Part 3, Chapter 14 Summary

As he continues training with Peter, Mick’s lifts go up in weight as his body fat drops. Spring football begins in early May. Carlson has a different philosophy than Downs: he will start the best players, regardless of their age. Mick knows that the only challenger for his position is an eighth-grader named Dave Kane. Under Carlson’s guidance, Mick’s footwork and speed both improve.

On the final Friday of spring football, the teams hold a scrimmage. Mick plays well, but Dave plays better, and Carlson calls more running plays for Dave than for Mick. Near the end of the scrimmage, Mick gets tackled during a run and fumbles the ball, leading to a touchdown for the other side. Afterwards, at the team meeting, Carlson reminds them that they can’t officially practice as a team again until August, but that they are welcome to work on their own, on the field and in the weight room. Then he asks Mick if he ever considered playing another position.
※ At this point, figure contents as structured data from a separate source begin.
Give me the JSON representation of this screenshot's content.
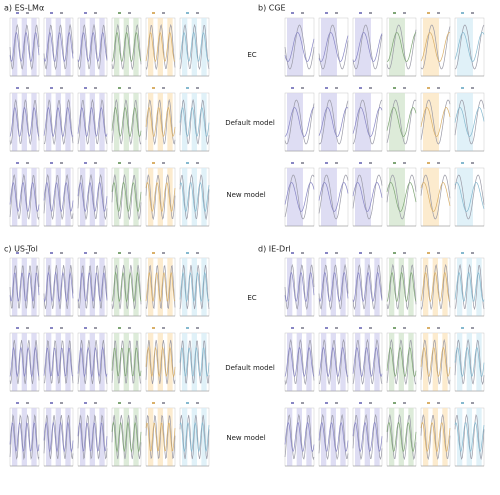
{
  "figure": {
    "panels": [
      {
        "title": "a) ES-LMα"
      },
      {
        "title": "b) CGE"
      },
      {
        "title": "c) US-Tol"
      },
      {
        "title": "d) IE-Drl"
      }
    ],
    "row_labels_top": [
      "EC",
      "Default model",
      "New model"
    ],
    "row_labels_bottom": [
      "EC",
      "Default model",
      "New model"
    ]
  }
}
Mick is stunned. He believes that Dave may actually be able to take his spot. 

Part 3 Analysis

The introduction of Coach Carlson gives Mick another authority figure that knows a great deal about football. His philosophy of playing the best players, no matter what age they are, gives Mick and any other player a chance to justify their positions on the team. 
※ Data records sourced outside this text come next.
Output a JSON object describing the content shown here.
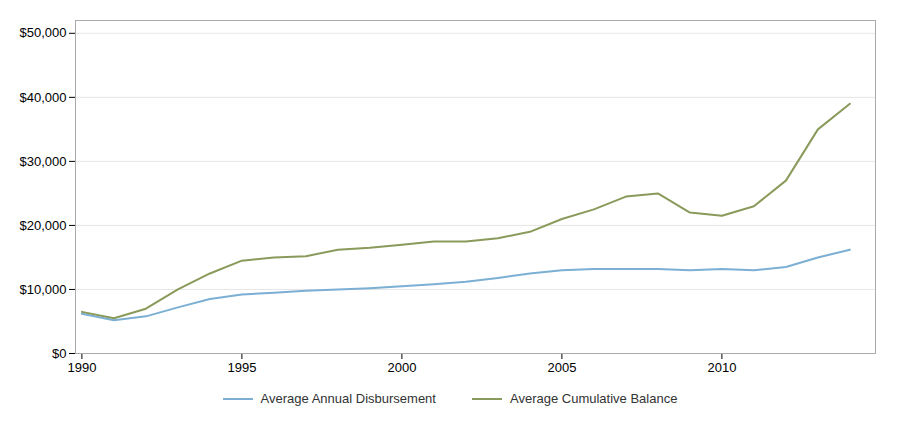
{
  "chart_data": {
    "type": "line",
    "x": [
      1990,
      1991,
      1992,
      1993,
      1994,
      1995,
      1996,
      1997,
      1998,
      1999,
      2000,
      2001,
      2002,
      2003,
      2004,
      2005,
      2006,
      2007,
      2008,
      2009,
      2010,
      2011,
      2012,
      2013,
      2014
    ],
    "series": [
      {
        "name": "Average Annual Disbursement",
        "color": "#7BAFD4",
        "values": [
          6200,
          5200,
          5800,
          7200,
          8500,
          9200,
          9500,
          9800,
          10000,
          10200,
          10500,
          10800,
          11200,
          11800,
          12500,
          13000,
          13200,
          13200,
          13200,
          13000,
          13200,
          13000,
          13500,
          15000,
          16200
        ]
      },
      {
        "name": "Average Cumulative Balance",
        "color": "#8A9A5B",
        "values": [
          6500,
          5500,
          7000,
          10000,
          12500,
          14500,
          15000,
          15200,
          16200,
          16500,
          17000,
          17500,
          17500,
          18000,
          19000,
          21000,
          22500,
          24500,
          25000,
          22000,
          21500,
          23000,
          27000,
          35000,
          39000
        ]
      }
    ],
    "xlim": [
      1989.8,
      2014.8
    ],
    "xticks": [
      1990,
      1995,
      2000,
      2005,
      2010
    ],
    "ylim": [
      0,
      52000
    ],
    "yticks": [
      {
        "value": 0,
        "label": "$0"
      },
      {
        "value": 10000,
        "label": "$10,000"
      },
      {
        "value": 20000,
        "label": "$20,000"
      },
      {
        "value": 30000,
        "label": "$30,000"
      },
      {
        "value": 40000,
        "label": "$40,000"
      },
      {
        "value": 50000,
        "label": "$50,000"
      }
    ],
    "grid": true,
    "legend": "bottom"
  }
}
Mick is committed to the idea of getting stronger, and he begins a weight lifting regimen. He does extra work for his father to pay for the supplements and protein shakes that help with his nutritional needs. Eventually, however, his progress plateaus. His father blames Carlson’s archaic training philosophy and the school’s old weight room and gets Mick a membership at a gym named Popeye’s, where he becomes involved with a trainer named Peter Volz. If Carlson and Mike are Mick’s two father figures with differing philosophies, Peter is a third, with a darker method. He quickly tells Mick that if he wants to be successful, he should take steroids. Mick recoils at the prospect, showing that he believes steroids to be unethical and dangerous. However, when Drager humiliates him in the weight room, and then beats him in a fight, Mick begins to feel helpless and alone, feelings compounded by the betrayal of his teammates in failing to help him during the altercation. Finally, when Kane begins threatening to take Mick’s spot at running back, it is clear that Mick is getting desperate.